Castiel says nothing. Dean thinks he probably should, just to break the silence, just to lift the weight of it as Aziraphale rests kindly eyes on his angel, and Castiel stares uncertainly back, brow wrinkled in fear and pain and a sort of tentative hope. Dean thinks he should say something. Should call bullshit, something. But he doesn't. He can't.

"Fallen doesn't have to mean evil," Crowley says, softly, at last. "I mean, it can. In some cases, it definitely does. But. It's ... It's choice. You Fell because of one choice. That doesn't mean you have to stop there. You can keep choosing. You know? Choose to stand by the humans, if you want." A faint grin. "They are kind of worth it, after all. Choose to give Heaven and Hell the finger, tell them to bugger off and leave your planet alone. I mean ... He knows everything, doesn't He? All in the plan, ineffable, that shit? Well then. Maybe we were meant to choose what we did, you and I. Maybe we were meant to stand up and flip Heaven the bird. Because, I don't know if you've noticed, but Heaven aren't making the best decisions at the moment."

Sam snorts. "Tell us about it." Dean grins at him, a little, and Crowley gives them a sly, conspiratorial grin.

"Yeah. Zach's gone a little ... fundamentalist, I've heard. Bloody fourteenth century minds, the lot of them. He'd have fit right in with Torquemada and his little bunch, you know." A hiss of something vehement under his breath, that makes Aziraphale's eyebrows shoot up beside him. "But enough of him!"

"Hey, you don't have to tell us twice," Dean drawls, mostly because it's true.

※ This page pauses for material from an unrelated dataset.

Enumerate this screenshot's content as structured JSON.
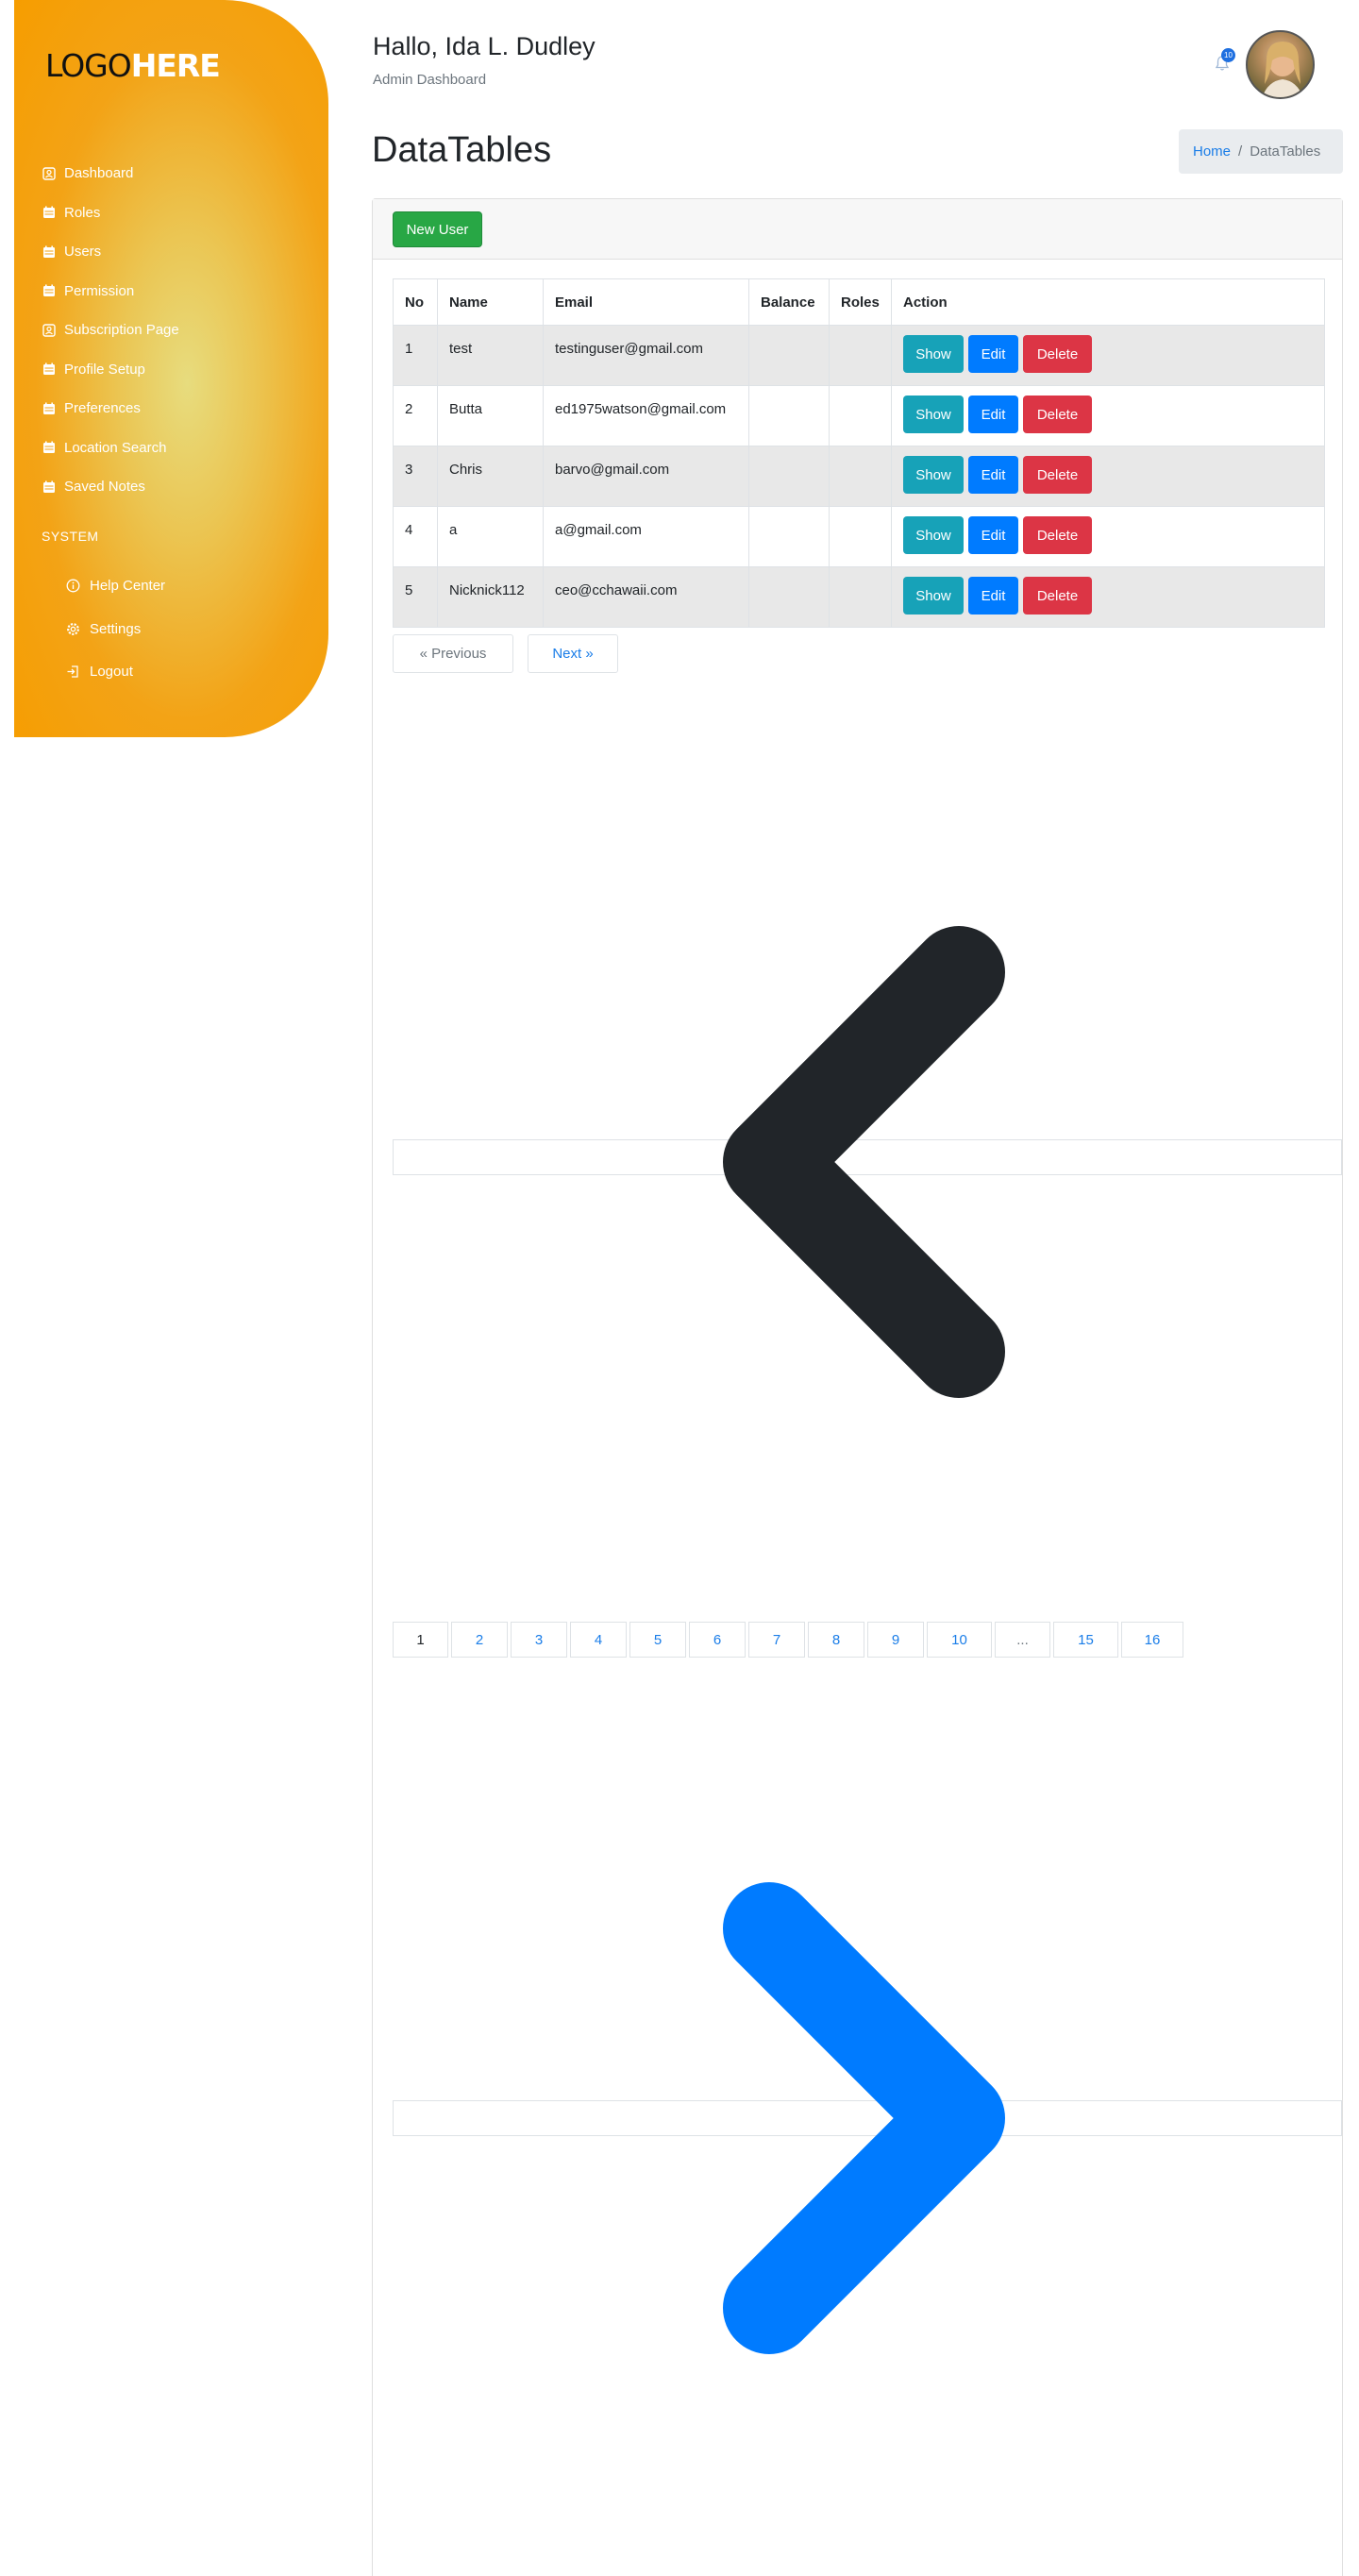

And the less they talk about that little sack of angelic shit, the better for his blood-pressure. "Don't even have to tell us once!"

"I'm sure he has his ... I mean, I'm sure there's some redeeming feature in him," Aziraphale protests, unconvincingly.

"There isn't," Castiel speaks up, back in full-on frown again, Dean's own righteous angel of judgement, and he can't help but grin at him for it. Aziraphale frowns at them, but since he's outnumbered, and called Zach 'odious' himself not half an hour earlier, Dean figures he can stuff it. Crowley apparently agrees, elbowing the tartan angel in the ribs, and grinning as Aziraphale flaps at him in disgust.

"Anyway!" he says brightly, shooting Crowley a searing glare that is completely ignored. Huffing, Aziraphale turns back to them, to Cas, really, and that gentle, sincere smile appears again. "Crowley ... well, he's annoying, but I think ... I think he may be right, in this case." He beams at them, coming forward a little to reach out and take Cas' hands between his own. "You may be Fallen, my dear, but I don't think you could ever be anything but angelic." He's all but glowing at them, beaming with faith and trust and love until it almost hurts to look at him, and for a second he's so much more than some frumpy English professor, more than a soldier, almost, maybe, more than an angel. For a moment, Aziraphale looks like he's touching something far too vast and deep to understand, something made entirely of love. "You've made the right choice, Castiel," he murmurs, deep as oceans. "I know you have. And when it comes down to it ... He will know that too. And He will reward you for it. I know He will."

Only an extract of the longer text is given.